One of the things Connie and I appreciate about the church we attend is that we get to receive the Lord’s Supper every Sunday. It never gets old. It does not devolve into an empty routine. We are glad for the fellowship of the local church in the expression of our common faith.
Dietrich Bonhoeffer wrote, “The Lord’s Supper confers bodily fellowship and communion with the Body of the Lord whom we receive, and through it the bodily fellowship with the other members of his Body.” Christians of all denominations the world over meet around the Lord’s table in remembrance of his sacrifice for our sins.

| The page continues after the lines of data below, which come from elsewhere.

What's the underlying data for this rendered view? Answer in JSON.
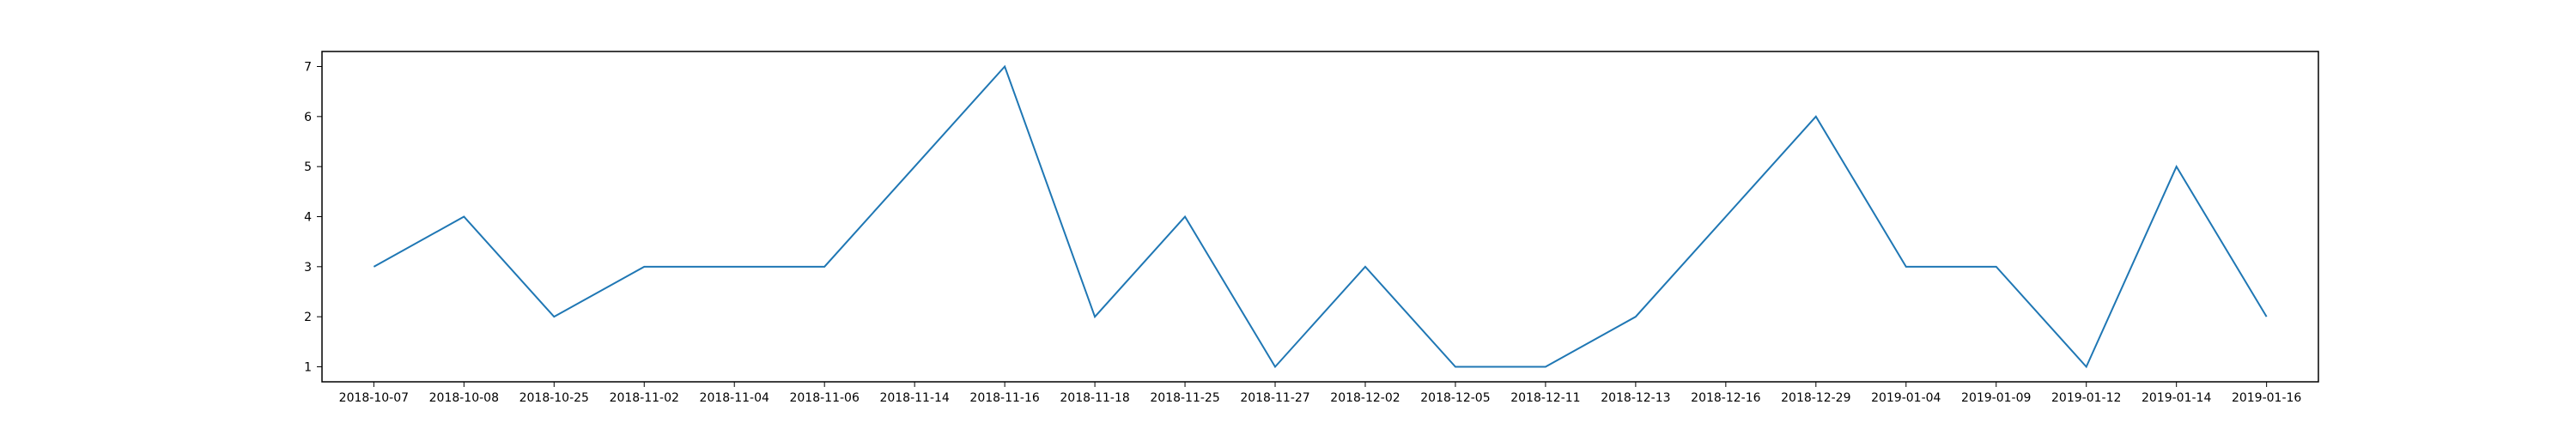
{
  "chart_data": {
    "type": "line",
    "title": "",
    "xlabel": "",
    "ylabel": "",
    "x_type": "category",
    "categories": [
      "2018-10-07",
      "2018-10-08",
      "2018-10-25",
      "2018-11-02",
      "2018-11-04",
      "2018-11-06",
      "2018-11-14",
      "2018-11-16",
      "2018-11-18",
      "2018-11-25",
      "2018-11-27",
      "2018-12-02",
      "2018-12-05",
      "2018-12-11",
      "2018-12-13",
      "2018-12-16",
      "2018-12-29",
      "2019-01-04",
      "2019-01-09",
      "2019-01-12",
      "2019-01-14",
      "2019-01-16"
    ],
    "series": [
      {
        "values": [
          3,
          4,
          2,
          3,
          3,
          3,
          5,
          7,
          2,
          4,
          1,
          3,
          1,
          1,
          2,
          4,
          6,
          3,
          3,
          1,
          5,
          2
        ],
        "color": "#1f77b4"
      }
    ],
    "yticks": [
      1,
      2,
      3,
      4,
      5,
      6,
      7
    ],
    "ylim": [
      0.7,
      7.3
    ],
    "grid": false,
    "legend": "none"
  }
}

I read about a church leader whose ministry took him around the world. He said he received Holy Communion three Sundays, one after the other, on three continents — Australia, Asia, and Europe.

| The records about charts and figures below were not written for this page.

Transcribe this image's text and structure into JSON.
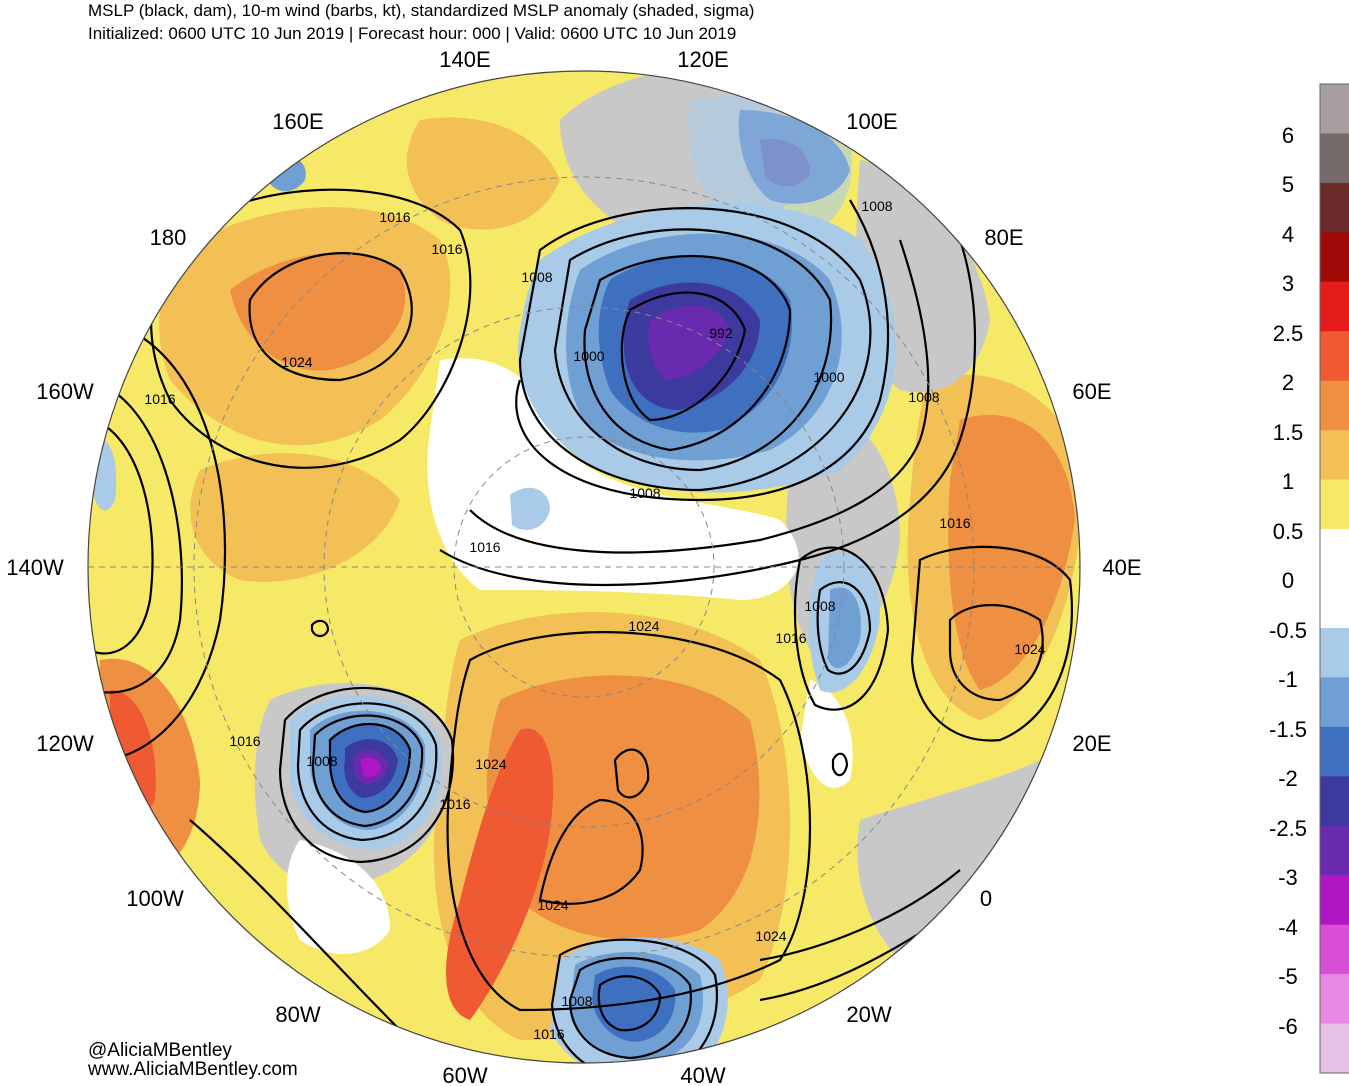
{
  "header": {
    "title": "MSLP (black, dam), 10-m wind (barbs, kt), standardized MSLP anomaly (shaded, sigma)",
    "subtitle": "Initialized: 0600 UTC 10 Jun 2019 | Forecast hour: 000 | Valid: 0600 UTC 10 Jun 2019"
  },
  "longitude_labels": [
    "140E",
    "120E",
    "100E",
    "80E",
    "60E",
    "40E",
    "20E",
    "0",
    "20W",
    "40W",
    "60W",
    "80W",
    "100W",
    "120W",
    "140W",
    "160W",
    "180",
    "160E"
  ],
  "isobar_labels": [
    "1016",
    "1016",
    "1008",
    "1024",
    "1016",
    "992",
    "1000",
    "1000",
    "1008",
    "1008",
    "1008",
    "1016",
    "1016",
    "1008",
    "1016",
    "1024",
    "1024",
    "1008",
    "1016",
    "1024",
    "1024",
    "1008",
    "1016",
    "1016",
    "1024"
  ],
  "colorbar": {
    "ticks": [
      "6",
      "5",
      "4",
      "3",
      "2.5",
      "2",
      "1.5",
      "1",
      "0.5",
      "0",
      "-0.5",
      "-1",
      "-1.5",
      "-2",
      "-2.5",
      "-3",
      "-4",
      "-5",
      "-6"
    ],
    "colors": [
      "#a79f9f",
      "#766a6a",
      "#6b2b2b",
      "#a20a0a",
      "#e61c1c",
      "#f05a32",
      "#ee8f42",
      "#f2c055",
      "#f7e968",
      "#ffffff",
      "#ffffff",
      "#a9cbe7",
      "#6f9fd3",
      "#3f6fbf",
      "#3c3a9f",
      "#6a2ab0",
      "#b016c4",
      "#d94fd8",
      "#e888e4",
      "#e6c0e6"
    ]
  },
  "credits": {
    "handle": "@AliciaMBentley",
    "website": "www.AliciaMBentley.com"
  }
}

“The first service was a Methodist one held in a cinema in Sydney, Australia. The second service was in the historic Carey Memorial Baptist Church in Calcutta, India. The third was in the glorious Anglican sanctuary of Westminster Abbey in London, England. … I was equally at home in each of these services, in spite of differences in tradition and distance.”
The famous British evangelist George Whitfield testified to the same sentiment. In America he sought the opportunity to worship and observe communion with evangelical Presbyterian, Baptist, and independent churches. He did this because in some of the churches of his own denomination, “Jesus Christ was not preached in the church.” He enjoyed sharing communion with brothers and sisters in Christ of other traditions because of their common faith in the gospel.
The Lord Jesus established the Supper to remind us of his sacrifice for us. His apostles knew he wanted his people to come together for this purpose on a regular basis. This is because the Lord’s supper is effective. It does something. We come together for thanksgiving, for confession, for renewal of our faith, for restored relationships and for remembrance. More than anything, we come to the Table to meet God, to receive his love and forgiveness. In prayer we come to God. In the Lord’s Supper he comes to us.
Thomas a Kempis said, “In this Holy Sacrament God can do more than we can understand.”
What does it do? Communion pulls us, however reluctant we may be, out of our selfish individualism and isolation. It draws us into the awareness that as believers in Jesus, we are part of his spiritual Body, symbolized by the “one loaf” (1 Corinthians 10:15-17).
It brings us back to the cross, reminding us of of the sacrifice that redeemed us. I think this is what it means to “discern” the Lord’s physical body (1 Corinthians 11:29). To discern is to recognize and to remember. “Whenever you eat this bread and drink this cup, you proclaim the Lord’s death until he comes” (1 Corinthians 11:26).
To whom do we proclaim it? To ourselves, to each other, and to the world. And, I might add, to the invisible realm of angels and evil spirits, we proclaim the Lord’s victory over evil and death itself.
So, it is really important that Christians meet regularly to observe communion. How regularly? The Bible gives no explicit instructions about that. But I am glad Connie and I get to do it every week.